A aviação civil cubana informou às companhias aéreas sobre a interrupção do abastecimento de combustível de aviação, conhecido como JetFuel, a partir de 10 de fevereiro. A medida é um reflexo da grave crise energética que o país atravessa.

A escassez de petróleo em Cuba se intensificou após sanções impostas pelos Estados Unidos, que dificultaram o recebimento de suprimentos da Venezuela. O governo cubano anunciou recentemente medidas de racionamento de combustíveis para lidar com a situação.

A situação energética em Cuba é crítica, com apagões em larga escala sendo registrados nos últimos dias. Dados da empresa belga Kpler indicam que o país possui reservas de petróleo suficientes para apenas 15 a 20 dias, conforme divulgado pelo Financial Times. Acompanhe os desdobramentos dessa crise e as medidas adotadas pelo governo cubano.

Priorização de Serviços Essenciais e Setores Estratégicos

Diante da escassez, o governo cubano definiu que o uso de combustíveis será priorizado para serviços essenciais.
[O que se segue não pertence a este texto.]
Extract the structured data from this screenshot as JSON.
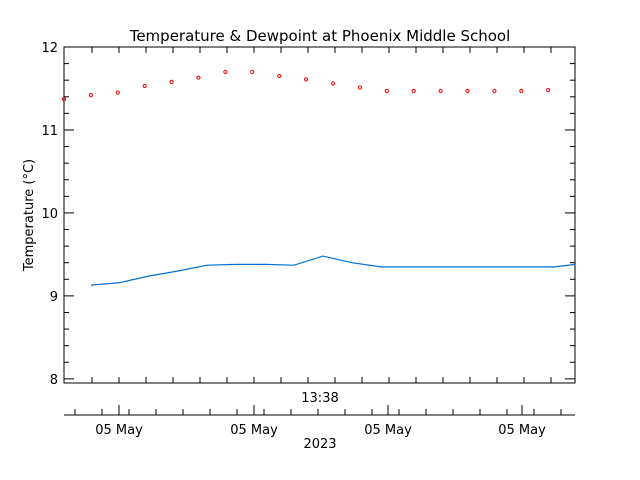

Isso inclui áreas como saúde, defesa, e os sistemas de abastecimento de água e alimentos. A decisão visa garantir o funcionamento mínimo das infraestruturas críticas do país.

Além dos serviços essenciais, os setores agrário e de turismo também foram incluídos na lista de prioridades para o uso de combustíveis. O ministro dos Transportes, Eduardo Rodríguez, assegurou que voos nacionais e internacionais continuarão sendo mantidos, apesar da suspensão do fornecimento de querosene nos aeroportos.

Medidas para Contornar o Bloqueio e Garantir Pagamentos

Em uma tentativa de driblar as sanções americanas, o governo cubano anunciou a descentralização da importação de combustíveis. Qualquer entidade com capacidade de importar o produto poderá fazê-lo, buscando diversificar as fontes de suprimento.

O governo também reforçará os investimentos em produção de energia solar e manterá a geração de eletricidade. Para os trabalhadores do setor estatal, o ministro do Trabalho, Jesus Otamendiz, garantiu o pagamento de um salário básico durante o período da crise, como parte do plano de contingência.

Ajuda Humanitária e Críticas de Cuba aos EUA

Em contraste com as sanções, os Estados Unidos anunciaram o envio de US$ 6 milhões em ajuda humanitária para Cuba. Segundo Washington, os recursos destinam-se a mitigar os danos causados pelo furacão Melissa em outubro. Contudo, o vice-ministro das Relações Exteriores cubano, Carlos Fernández de Cossio, classificou a medida como hipócrita.

De Cossio criticou a política americana, afirmando que é incoerente impor sanções severas que afetam a vida de milhões de pessoas e, em seguida, oferecer ajuda limitada. A declaração ressalta a tensão diplomática e as diferentes perspectivas sobre a crise energética na ilha.